Rain over Romsdalsfjord
This is Romsdalsfjord, the main fjord that runs through the town. This image truly captures the wild weather through this region, which can be unpredictable and beautiful. I took this on a day where it had been raining non-stop, which isn’t all that uncommon because the clouds seem to get trapped along the mountains in the valleys. As the late summer sunset was approaching, I noticed the storm blowing over as it passed the mountains. I jumped in my car and headed down to the fjord. As soon as I arrived, the light seemed to explode, twisting and turning around the angry clouds as they passed. The now-distant rain lit up beautifully as the sun broke out. I noticed a nice curve in the sky’s lighting, and I tried to quickly compose an image that would make the eye follow this curve through the image. I always strive to make the eye travel through the photo with compositional elements. It’s an important element in creating an image. And in a place with vast views like Norway, sometimes it can be difficult to simplify your image. So take your time evaluating a scene before you set up. I took this photo with a Canon 6d and Canon ef 17-40mm lens. I really spent a lot of time processing the image. The wide variety of light, tone, and color really threw my camera sensor for a ride. I worked with the raw image in Adobe Lightroom to fine tune the white balance, levels, and adding contrast. In Photoshop, I worked with multiple layers to tweak the levels in the dark areas, and I used luminosity masks to adjust the color balance between the lights and the darks.
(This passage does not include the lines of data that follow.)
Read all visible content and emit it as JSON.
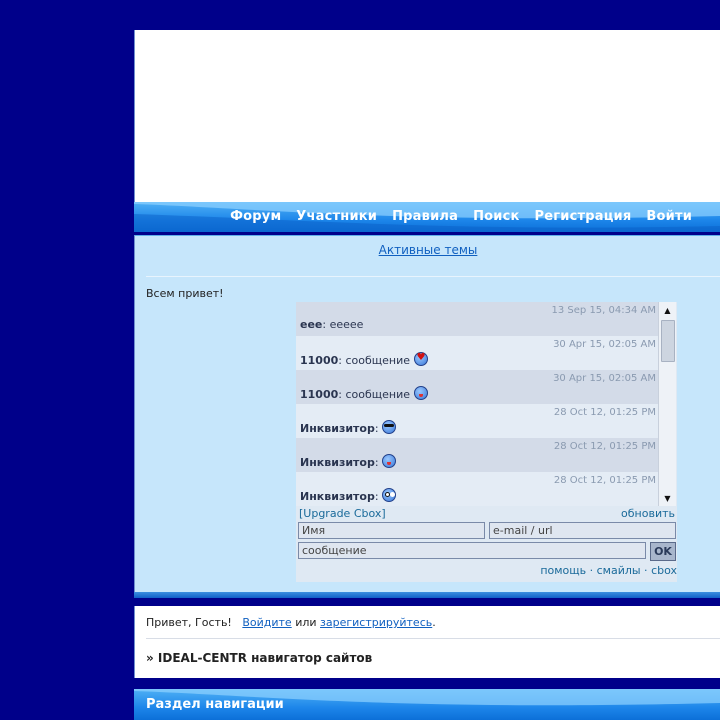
{
  "nav": {
    "items": [
      "Форум",
      "Участники",
      "Правила",
      "Поиск",
      "Регистрация",
      "Войти"
    ]
  },
  "main": {
    "active_topics": "Активные темы",
    "greeting": "Всем привет!"
  },
  "cbox": {
    "messages": [
      {
        "time": "13 Sep 15, 04:34 AM",
        "author": "eee",
        "text": ": eeeee",
        "smiley": ""
      },
      {
        "time": "30 Apr 15, 02:05 AM",
        "author": "11000",
        "text": ": сообщение ",
        "smiley": "heart-smiley-icon"
      },
      {
        "time": "30 Apr 15, 02:05 AM",
        "author": "11000",
        "text": ": сообщение ",
        "smiley": "tongue-smiley-icon"
      },
      {
        "time": "28 Oct 12, 01:25 PM",
        "author": "Инквизитор",
        "text": ": ",
        "smiley": "cool-smiley-icon"
      },
      {
        "time": "28 Oct 12, 01:25 PM",
        "author": "Инквизитор",
        "text": ": ",
        "smiley": "tongue-smiley-icon"
      },
      {
        "time": "28 Oct 12, 01:25 PM",
        "author": "Инквизитор",
        "text": ": ",
        "smiley": "rolleyes-smiley-icon"
      }
    ],
    "upgrade": "[Upgrade Cbox]",
    "refresh": "обновить",
    "name_placeholder": "Имя",
    "url_placeholder": "e-mail / url",
    "message_placeholder": "сообщение",
    "ok": "OK",
    "footer": {
      "help": "помощь",
      "smileys": "смайлы",
      "cbox": "cbox",
      "sep": " · "
    }
  },
  "guest": {
    "hello": "Привет, Гость!",
    "login": "Войдите",
    "or": " или ",
    "register": "зарегистрируйтесь",
    "period": ".",
    "navigator": "» IDEAL-CENTR навигатор сайтов"
  },
  "section": {
    "title": "Раздел навигации"
  }
}
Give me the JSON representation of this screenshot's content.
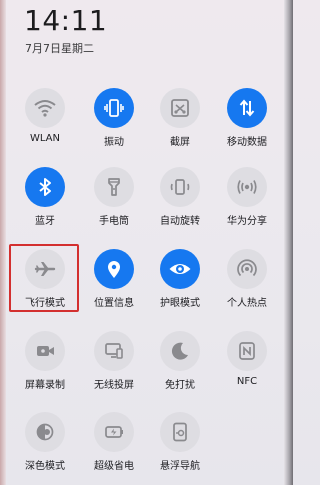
{
  "status": {
    "time": "14:11",
    "date": "7月7日星期二"
  },
  "tiles": [
    {
      "label": "WLAN",
      "icon": "wifi-icon",
      "on": false
    },
    {
      "label": "振动",
      "icon": "vibrate-icon",
      "on": true
    },
    {
      "label": "截屏",
      "icon": "screenshot-icon",
      "on": false
    },
    {
      "label": "移动数据",
      "icon": "mobile-data-icon",
      "on": true
    },
    {
      "label": "蓝牙",
      "icon": "bluetooth-icon",
      "on": true
    },
    {
      "label": "手电筒",
      "icon": "flashlight-icon",
      "on": false
    },
    {
      "label": "自动旋转",
      "icon": "auto-rotate-icon",
      "on": false
    },
    {
      "label": "华为分享",
      "icon": "huawei-share-icon",
      "on": false
    },
    {
      "label": "飞行模式",
      "icon": "airplane-icon",
      "on": false
    },
    {
      "label": "位置信息",
      "icon": "location-icon",
      "on": true
    },
    {
      "label": "护眼模式",
      "icon": "eye-icon",
      "on": true
    },
    {
      "label": "个人热点",
      "icon": "hotspot-icon",
      "on": false
    },
    {
      "label": "屏幕录制",
      "icon": "screen-record-icon",
      "on": false
    },
    {
      "label": "无线投屏",
      "icon": "wireless-projection-icon",
      "on": false
    },
    {
      "label": "免打扰",
      "icon": "moon-icon",
      "on": false
    },
    {
      "label": "NFC",
      "icon": "nfc-icon",
      "on": false
    },
    {
      "label": "深色模式",
      "icon": "dark-mode-icon",
      "on": false
    },
    {
      "label": "超级省电",
      "icon": "battery-saver-icon",
      "on": false
    },
    {
      "label": "悬浮导航",
      "icon": "floating-nav-icon",
      "on": false
    }
  ],
  "colors": {
    "active": "#1678f0",
    "inactive": "#dedde2",
    "highlight": "#d32f2f"
  }
}
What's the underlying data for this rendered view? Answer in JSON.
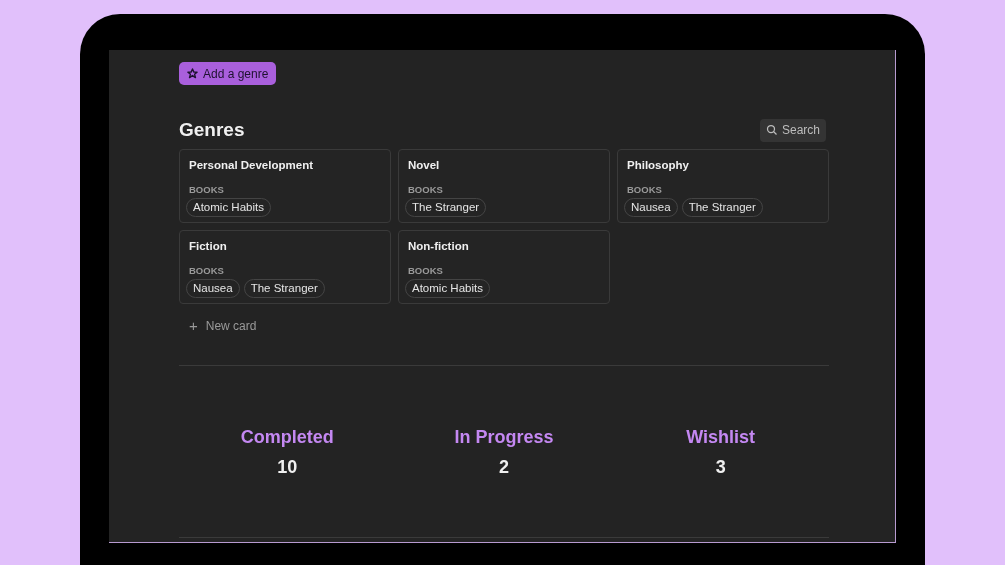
{
  "add_button": {
    "label": "Add a genre"
  },
  "section": {
    "title": "Genres",
    "search_label": "Search"
  },
  "cards": [
    {
      "title": "Personal Development",
      "property": "BOOKS",
      "tags": [
        "Atomic Habits"
      ]
    },
    {
      "title": "Novel",
      "property": "BOOKS",
      "tags": [
        "The Stranger"
      ]
    },
    {
      "title": "Philosophy",
      "property": "BOOKS",
      "tags": [
        "Nausea",
        "The Stranger"
      ]
    },
    {
      "title": "Fiction",
      "property": "BOOKS",
      "tags": [
        "Nausea",
        "The Stranger"
      ]
    },
    {
      "title": "Non-fiction",
      "property": "BOOKS",
      "tags": [
        "Atomic Habits"
      ]
    }
  ],
  "new_card": {
    "plus": "+",
    "label": "New card"
  },
  "stats": [
    {
      "label": "Completed",
      "value": "10"
    },
    {
      "label": "In Progress",
      "value": "2"
    },
    {
      "label": "Wishlist",
      "value": "3"
    }
  ]
}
I used a mild Orton Effect to soften the sky a bit, and really show how much the scene glowed.
That Magic Light
Innfjorden is an even smaller town, about twenty minutes away from Åndalsnes. Innfjorden is a picturesque place with tall, sloped peaks on either side to stand guard over the valley and town below. It’s a good area to explore with small rivers and many good hikes to go on. This image was taken on the peak Nøsa. It took me about one and a half hours to get up. I got up late in the evening just as the sun was dipping below the neighboring mountains. Since it was close to midsummer’s in mid-June, the sun didn’t set until 11:20 p.m. It’s a great time to be shooting because the light and colors last for a solid two hours when the conditions are right. Below, you can see the fjord stretching off Romsdalfjord. Across the mountain, Gridsetskolten sits, towering over with a sheer vertical drop. Gridsetskolten is used for the World Base Jumping event that happens every year at the end of July. This is a pretty straightforward photo. I just wanted to fill the frame with the scene before me. I used a cliff off Nøsa as a small counterpoint to the mountains across the fjord. I waited until the light shot straight through the frame and lit up the side of the mountains across the fjord. In post-processing on Adobe Photosho, I used dodging and burning techniques with luminosity masks to really fine tune some of the detail through the image. This image represents the countryside of Western Norway well—a small farm town in the valley along the fjord surrounded by mountains.